When you are traveling by plane, a good book can help make the flight pass more quickly, distract you from an overly talkative guy down the row, and give you something to talk about once you’ve reached your destination. Here are eleven books that you might want to consider the next time you're packing your carry-on bag for a 3–6 hour flight.
Arkady & Boris Strugatsky, The Dead Mountaineer's Inn
The novels written by brothers Arkady and Boris Strugatsky from the 1950s to the 1980s took an everything-goes approach: open one of their books and you might find swordfighting on a distant planet, the fate of alien trash, or scientists under strange surveillance. The Dead Mountaineer’s Inn is their take on the locked-room mystery, which here involves conspiracies, an avalanche, and beings who may or may not be aliens.
Valeria Luiselli, The Story of My Teeth
Valeria Luiselli's second novel (and third book overall) tells the sometimes comic, often moving story of an auctioneer and his collection of teeth. Along the way, Luiselli riffs on art, literature, and city life; the result is a warm, deeply unpredictable, and very humanistic novel, with a fascinatingly memorable character at its heart.
John Steinbeck, Cannery Row
The works of John Steinbeck encompassed history, travel, and depictions of inequality. He also had a knack for capturing the dynamics of a group. Cannery Row, which focuses on a group of friends living on the margins of Monterey during the Great Depression, is a low-key triumph.
Patricia Highsmith, The Tremor of Forgery
Patricia Highsmith's stylish, impressively observed fiction never goes out of style; with recent film adaptations of her novels The Two Faces of January and The Price of Salt (the latter adapted as Carol), it's as good a time as any to delve into her fiction. The Tremor of Forgery, about a screenwriter who becomes embroiled in a series of mysterious events in Tunisia, is a great place to start.
Jan Morris, Hav
Hav is travel writing like you've never read before — in part because the place it describes doesn’t actually exist. This volume collects Morris’s two books on the imaginary nation of Hav, its location mysterious, which intersects known history in strange and unexpected ways. It's a fascinating and evocative trip, and one that leaves readers with plenty to ponder.
Donald Antrim, Elect Mr. Robinson for a Better World
Donald Antrim's novels run everyday life through a funhouse mirror; among his admirers are the likes of Jonathan Franzen and George Saunders. Elect Mr. Robinson for a Better World is his satirical, sometimes violent, and frequently hilarious take on suburbia, in which the conflicts among residents of a neighborhood are magnified to an absurd extent.

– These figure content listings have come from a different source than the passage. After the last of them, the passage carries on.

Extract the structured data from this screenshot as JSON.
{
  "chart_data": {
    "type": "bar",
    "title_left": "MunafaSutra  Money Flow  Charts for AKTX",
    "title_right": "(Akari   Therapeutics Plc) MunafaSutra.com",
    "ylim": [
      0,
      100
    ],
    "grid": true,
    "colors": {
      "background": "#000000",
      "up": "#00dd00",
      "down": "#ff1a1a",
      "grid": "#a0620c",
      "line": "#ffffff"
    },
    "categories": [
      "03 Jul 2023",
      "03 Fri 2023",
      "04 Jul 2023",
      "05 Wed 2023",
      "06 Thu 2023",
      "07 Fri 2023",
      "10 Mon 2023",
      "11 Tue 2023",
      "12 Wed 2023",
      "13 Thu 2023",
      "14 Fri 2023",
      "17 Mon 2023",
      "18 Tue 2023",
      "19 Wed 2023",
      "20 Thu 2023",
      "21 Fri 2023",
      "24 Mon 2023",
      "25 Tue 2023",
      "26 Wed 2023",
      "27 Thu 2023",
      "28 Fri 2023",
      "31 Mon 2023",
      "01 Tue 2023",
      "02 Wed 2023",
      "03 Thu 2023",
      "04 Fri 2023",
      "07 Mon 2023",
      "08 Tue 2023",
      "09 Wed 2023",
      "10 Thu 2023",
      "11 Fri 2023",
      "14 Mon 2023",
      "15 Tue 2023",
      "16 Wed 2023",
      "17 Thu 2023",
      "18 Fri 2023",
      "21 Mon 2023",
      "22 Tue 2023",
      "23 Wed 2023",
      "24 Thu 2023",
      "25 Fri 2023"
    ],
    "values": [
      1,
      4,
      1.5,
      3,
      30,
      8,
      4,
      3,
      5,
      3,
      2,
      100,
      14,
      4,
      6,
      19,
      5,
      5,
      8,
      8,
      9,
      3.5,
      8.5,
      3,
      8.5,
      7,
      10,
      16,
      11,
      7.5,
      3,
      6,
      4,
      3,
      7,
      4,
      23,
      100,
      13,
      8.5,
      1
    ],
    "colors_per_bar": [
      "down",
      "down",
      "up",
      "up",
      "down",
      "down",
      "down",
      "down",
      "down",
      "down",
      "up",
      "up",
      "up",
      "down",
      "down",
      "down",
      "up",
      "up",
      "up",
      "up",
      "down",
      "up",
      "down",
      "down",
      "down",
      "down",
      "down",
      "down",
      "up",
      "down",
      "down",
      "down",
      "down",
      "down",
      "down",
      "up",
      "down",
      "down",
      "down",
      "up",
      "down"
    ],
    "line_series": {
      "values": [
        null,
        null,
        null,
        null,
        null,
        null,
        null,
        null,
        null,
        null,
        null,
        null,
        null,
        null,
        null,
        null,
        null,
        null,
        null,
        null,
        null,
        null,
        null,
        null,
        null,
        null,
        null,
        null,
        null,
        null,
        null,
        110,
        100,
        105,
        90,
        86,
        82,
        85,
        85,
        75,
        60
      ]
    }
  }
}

Patrick Leigh Fermor, A Time to Keep Silence
The roots of Patrick Leigh Fermor's short memoir A Time to Keep Silence come from his lifelong pursuits of travel and literature. In these pages, Leigh Fermor chronicles his time visiting numerous monasteries, and the way in which the practices he observed there affected his own art. It's a window into a world few will encounter, and an enlightening look at how silence can affect our own lives.
Kobo Abe, The Woman in the Dunes
Kobo Abe's 1962 novel The Woman in the Dunes is an uncanny thriller with surreal imagery at its core. Its main character finds himself trapped in a bizarre, almost mythic situation in which his daily life consists of keeping sand at bay. At once a tense psychological study and a haunting allegory, this is a work that sticks with you.
Javier Marías, Bad Nature, Or With Elvis in Mexico
Spanish novelist Javier Marías's books have amassed a cult following in the United States, and a sizable one in his home country. This short book, about a screenwriter hired to work on an Elvis Presley movie in Mexico, is a great introduction to his taut, stylish, and frequently suspenseful fiction.
Sofia Samatar, A Stranger in Olondria
In her award-winning first novel, A Stranger in Olondria, Sofia Samatar brings the reader into another world. The novel follows a young man as he leaves his home for the first time. It’s an immersive experience, a ghost story unlike any other, and a chance to spend some time in an impressively imagined universe.
Leonard Gardner, Fat City
Leonard Gardner's novel following the lives of two boxers in Northern California gives a tremendous sense of their daily lives and routines. (Its 1972 film adaptation featured Stacy Keach and a very young Jeff Bridges.) Gardner movingly takes the reader through the highs and lows of both men’s lives, both inside and outside of the ring.
Val McDermid, A Place of Execution
At first, Val McDermid’s A Place of Execution seems to cover familiar territory: a period police procedural with a dogged investigator endeavoring to unravel a sinister crime. And, make no mistake, it does deliver on all of these things. But its structure takes it to unexpected and haunting places, and does so ingeniously.